Gue pengen berada di tempat yang bisa jadi tempat gue memberikan segala yang gue bisa kasih.

Bukan yang cuma batu loncatan atau sekedar pengisi waktu luang.

Gue pilih-pilih? mungkin iya.

Ini juga prinsip yang ditularkan oleh ortu, bawaan gen kali ya…

Gue nggak bisa terima kalo ternyata nggak bisa menyanggupi syarat jika dan hanya jika yang udah gue jadiin prinsip gue dan tentunya belum berhasil diluluhkan oleh siapa pun dan apa pun.

Gue nggak akan melakukan sesuatu yang ortu gue nggak kasih dari awal.

Apapun janji-janji yang menjanjikan di luar sana, kalo ortu gue bilang nggak, ya nggak.

Kalo ortu nggak ridho, it’s okay kalo gue harus selalu seperti ini kalo memang bisa bikin ortu gue happy.

Lagi-lagi, untuk ini, gue nggak mau sekedar singgah, kayak orang-orang yang gue kenal dan mereka melakukan itu.

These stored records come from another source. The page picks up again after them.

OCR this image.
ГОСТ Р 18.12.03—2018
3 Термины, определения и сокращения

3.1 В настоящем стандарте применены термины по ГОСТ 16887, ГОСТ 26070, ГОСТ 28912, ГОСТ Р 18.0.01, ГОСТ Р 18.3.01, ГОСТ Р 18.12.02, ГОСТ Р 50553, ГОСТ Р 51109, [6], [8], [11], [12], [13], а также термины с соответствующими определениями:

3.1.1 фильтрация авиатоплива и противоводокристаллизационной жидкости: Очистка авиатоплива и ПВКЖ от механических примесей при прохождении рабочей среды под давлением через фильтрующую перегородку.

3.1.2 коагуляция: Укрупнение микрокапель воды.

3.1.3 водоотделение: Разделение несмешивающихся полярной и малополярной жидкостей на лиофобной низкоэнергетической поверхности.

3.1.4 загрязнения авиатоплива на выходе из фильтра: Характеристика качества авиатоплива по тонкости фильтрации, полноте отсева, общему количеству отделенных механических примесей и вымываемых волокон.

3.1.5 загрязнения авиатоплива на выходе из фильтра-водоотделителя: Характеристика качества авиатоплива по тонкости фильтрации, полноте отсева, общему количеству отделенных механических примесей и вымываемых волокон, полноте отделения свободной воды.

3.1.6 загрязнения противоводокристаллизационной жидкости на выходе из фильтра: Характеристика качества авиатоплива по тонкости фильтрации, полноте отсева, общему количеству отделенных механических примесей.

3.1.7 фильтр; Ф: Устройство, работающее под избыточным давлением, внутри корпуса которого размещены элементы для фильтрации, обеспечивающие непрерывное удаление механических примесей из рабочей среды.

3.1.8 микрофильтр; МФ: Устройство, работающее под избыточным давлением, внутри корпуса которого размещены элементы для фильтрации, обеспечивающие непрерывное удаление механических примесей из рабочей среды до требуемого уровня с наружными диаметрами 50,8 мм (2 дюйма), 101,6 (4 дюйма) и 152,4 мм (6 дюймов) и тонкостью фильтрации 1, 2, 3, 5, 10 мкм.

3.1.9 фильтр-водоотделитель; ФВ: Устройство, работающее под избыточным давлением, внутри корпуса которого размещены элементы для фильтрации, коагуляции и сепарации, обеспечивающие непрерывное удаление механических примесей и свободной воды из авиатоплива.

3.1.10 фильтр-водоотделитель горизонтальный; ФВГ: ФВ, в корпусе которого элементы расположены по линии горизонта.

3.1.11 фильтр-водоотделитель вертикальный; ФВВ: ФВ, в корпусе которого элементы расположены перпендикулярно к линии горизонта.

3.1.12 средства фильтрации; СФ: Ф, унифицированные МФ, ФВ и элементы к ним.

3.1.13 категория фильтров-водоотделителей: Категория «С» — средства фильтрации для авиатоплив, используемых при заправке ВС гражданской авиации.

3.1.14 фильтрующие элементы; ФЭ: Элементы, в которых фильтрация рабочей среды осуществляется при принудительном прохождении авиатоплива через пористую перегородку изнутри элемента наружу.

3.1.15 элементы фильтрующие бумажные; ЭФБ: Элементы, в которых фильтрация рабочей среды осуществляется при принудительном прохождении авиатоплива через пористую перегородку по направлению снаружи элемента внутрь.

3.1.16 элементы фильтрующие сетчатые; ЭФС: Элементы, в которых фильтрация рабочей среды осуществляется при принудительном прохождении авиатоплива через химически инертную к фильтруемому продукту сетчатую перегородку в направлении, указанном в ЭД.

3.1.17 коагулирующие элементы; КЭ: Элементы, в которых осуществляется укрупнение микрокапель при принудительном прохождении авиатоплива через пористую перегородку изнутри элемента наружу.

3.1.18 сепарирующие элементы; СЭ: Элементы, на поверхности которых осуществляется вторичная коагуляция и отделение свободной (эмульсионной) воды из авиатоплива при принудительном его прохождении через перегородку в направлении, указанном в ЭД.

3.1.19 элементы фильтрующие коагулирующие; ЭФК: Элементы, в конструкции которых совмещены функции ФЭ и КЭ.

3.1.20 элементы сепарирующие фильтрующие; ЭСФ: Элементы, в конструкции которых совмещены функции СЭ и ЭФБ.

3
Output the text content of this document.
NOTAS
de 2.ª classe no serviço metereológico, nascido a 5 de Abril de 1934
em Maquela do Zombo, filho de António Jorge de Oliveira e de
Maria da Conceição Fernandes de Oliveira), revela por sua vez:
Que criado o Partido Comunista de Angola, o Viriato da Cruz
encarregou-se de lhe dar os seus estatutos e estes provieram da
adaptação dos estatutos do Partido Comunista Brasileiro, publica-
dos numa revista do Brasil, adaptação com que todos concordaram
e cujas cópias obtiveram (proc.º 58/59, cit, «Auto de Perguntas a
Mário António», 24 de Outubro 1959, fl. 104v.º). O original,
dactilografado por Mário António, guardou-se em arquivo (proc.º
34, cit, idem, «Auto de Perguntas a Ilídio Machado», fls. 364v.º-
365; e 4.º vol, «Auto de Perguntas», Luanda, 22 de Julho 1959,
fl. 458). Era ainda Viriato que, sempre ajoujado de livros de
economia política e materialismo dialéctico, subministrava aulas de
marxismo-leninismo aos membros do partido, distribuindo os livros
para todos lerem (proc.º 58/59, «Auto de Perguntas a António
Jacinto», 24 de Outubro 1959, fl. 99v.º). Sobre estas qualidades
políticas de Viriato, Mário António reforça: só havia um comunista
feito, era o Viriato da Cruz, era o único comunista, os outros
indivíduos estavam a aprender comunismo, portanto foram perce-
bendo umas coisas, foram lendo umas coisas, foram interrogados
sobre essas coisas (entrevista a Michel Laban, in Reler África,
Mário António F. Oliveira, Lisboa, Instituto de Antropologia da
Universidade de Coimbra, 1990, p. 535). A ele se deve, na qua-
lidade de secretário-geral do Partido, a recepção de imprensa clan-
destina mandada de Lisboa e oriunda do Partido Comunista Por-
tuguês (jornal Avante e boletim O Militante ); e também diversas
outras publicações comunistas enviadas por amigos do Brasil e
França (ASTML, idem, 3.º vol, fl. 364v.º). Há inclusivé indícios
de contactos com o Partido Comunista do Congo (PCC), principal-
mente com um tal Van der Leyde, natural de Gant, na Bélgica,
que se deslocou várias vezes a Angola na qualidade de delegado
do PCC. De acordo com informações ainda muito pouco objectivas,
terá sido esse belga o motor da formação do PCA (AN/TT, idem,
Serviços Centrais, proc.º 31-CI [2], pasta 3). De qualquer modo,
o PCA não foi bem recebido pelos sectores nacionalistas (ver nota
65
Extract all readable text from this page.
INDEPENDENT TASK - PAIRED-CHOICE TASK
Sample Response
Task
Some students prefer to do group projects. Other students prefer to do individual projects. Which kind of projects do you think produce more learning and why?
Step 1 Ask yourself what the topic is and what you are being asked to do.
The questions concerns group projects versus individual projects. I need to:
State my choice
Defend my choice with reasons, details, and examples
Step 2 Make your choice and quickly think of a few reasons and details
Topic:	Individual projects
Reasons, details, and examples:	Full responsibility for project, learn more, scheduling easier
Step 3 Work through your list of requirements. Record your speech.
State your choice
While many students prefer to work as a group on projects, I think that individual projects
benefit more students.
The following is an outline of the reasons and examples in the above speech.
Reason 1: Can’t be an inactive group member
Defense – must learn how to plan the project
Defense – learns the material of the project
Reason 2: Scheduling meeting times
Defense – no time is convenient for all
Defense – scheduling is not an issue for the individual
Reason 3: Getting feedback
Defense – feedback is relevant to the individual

Gue nggak bisa jadi orang berhati dingin, yang datang seenak jidad gue, terus pergi tanpa babibu.

Gue nggak mau datang ke tempat yang gue nggak pasang niatan bahwa masa depan gue di sana.

Walaupun gue nggak tau masa depan gue yang benernya.

Tapi gue yakin banget masa depan gue yang udah tertulis di lauh mahfuz itu akan bisa gue datangi dengan bimbingan Allah yang udah bikin skenario hidup gue dari lahir sampe di akhirat.

Terlalu pasrah? mungkin iya.

Gue bukanlah seseorang yang tega jadi PHP atau membuat orang lain “gantung”.

Atau gue ini peragu?

Entahlah ya… Tapi yang jelas gue bukan tipe orang yang gampang memutuskan sesuatu apalagi dalam keadaan hati gue berkata tidak.

Apapun itu, toh keputusan yang gue ambil ini hanya akan ber-efek ke gue dan yang gue tolak itu, akan menemukan masa depannya yang lain.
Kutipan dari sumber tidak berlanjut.